Tre grandi signori etiopi assistettero a questa cerimonia: ras Hailù del Goggiam, com’era logico... da quel fedele alleato degli italiani che era sempre stato e doveva ancora essere. Accanto a lui si trovava un altro « ras » creato dagli italiani, Hailé Selassié Gugsa, il traditore che entrambi gli schieramenti disprezzavano; e con loro v’era un nuovo venuto, ras Seyum. Ras Seyum, infatti, era finalmente tornato dalla sua protratta « visita » in Italia.
Poiché il fatto stesso che le tradizionali famiglie regnanti del Goggiam, di entrambe le regioni del Tigrai, del Beghemder e dello Uollo, erano lì rappresentate dai loro esponenti superstiti riuniti intorno al Viceré che li onorava, stava ad attestare un mutamento significativo intervenuto nell’orientamento della politica italiana. Quella riunione in occasione del Mascal del 1939 era il segno esteriore dei primi passi mossi verso la politica del « governo indiretto », ricalcata sui princìpi britannici, e alla quale, lo si sapeva, erano favorevoli sia il Duca d'Aosta sia il generale Nasi 1.

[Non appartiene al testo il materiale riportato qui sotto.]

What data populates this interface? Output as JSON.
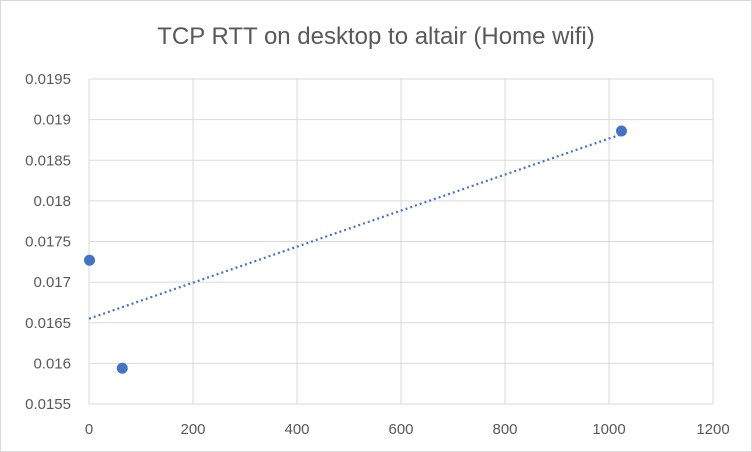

Lo scopo di ras Hailù e di ras Seyum, nonché, invero, degli altri, era quello di tornare a governare i territori di un tempo. Tale scopo non lo avevano conseguito, e non dovevano conseguirlo fino all’ultimo momento; gli italiani li trattenevano nella capitale o negli immediati dintorni, e la politica dei ras era ovviamente quella di conciliarsi gli italiani e di procedere con i piedi di piombo. Ciò nonostante si può a buon diritto supporre che la notizia del ritorno di ras Seyum si fosse diffusa rapidamente nel Tigrai, e che questa mossa da parte italiana fosse stata saggia, in quanto la semplice presenza di ras Seyum sul suolo etiopico, e le speranze destate da tale presenza, avrebbero placato tutte le tendenze alla ribellione nel Tigrai — sebbene non vi fosse mai stato, né dovesse esservi in avvenire, un gran movimento di resistenza in quelle regioni.
Gli spostamenti non si verificavano in una sola direzione. Mentre ras Seyum partiva da Napoli, il capo dei dancali, il sultano Mohammed Yayo era arrivato a Roma e là gli era stata concessa un’udienza dal Duce, al quale aveva offerto un hatoilly, un tappeto tradizionale tessuto — ironico a dirsi — per l’ex-Imperatore.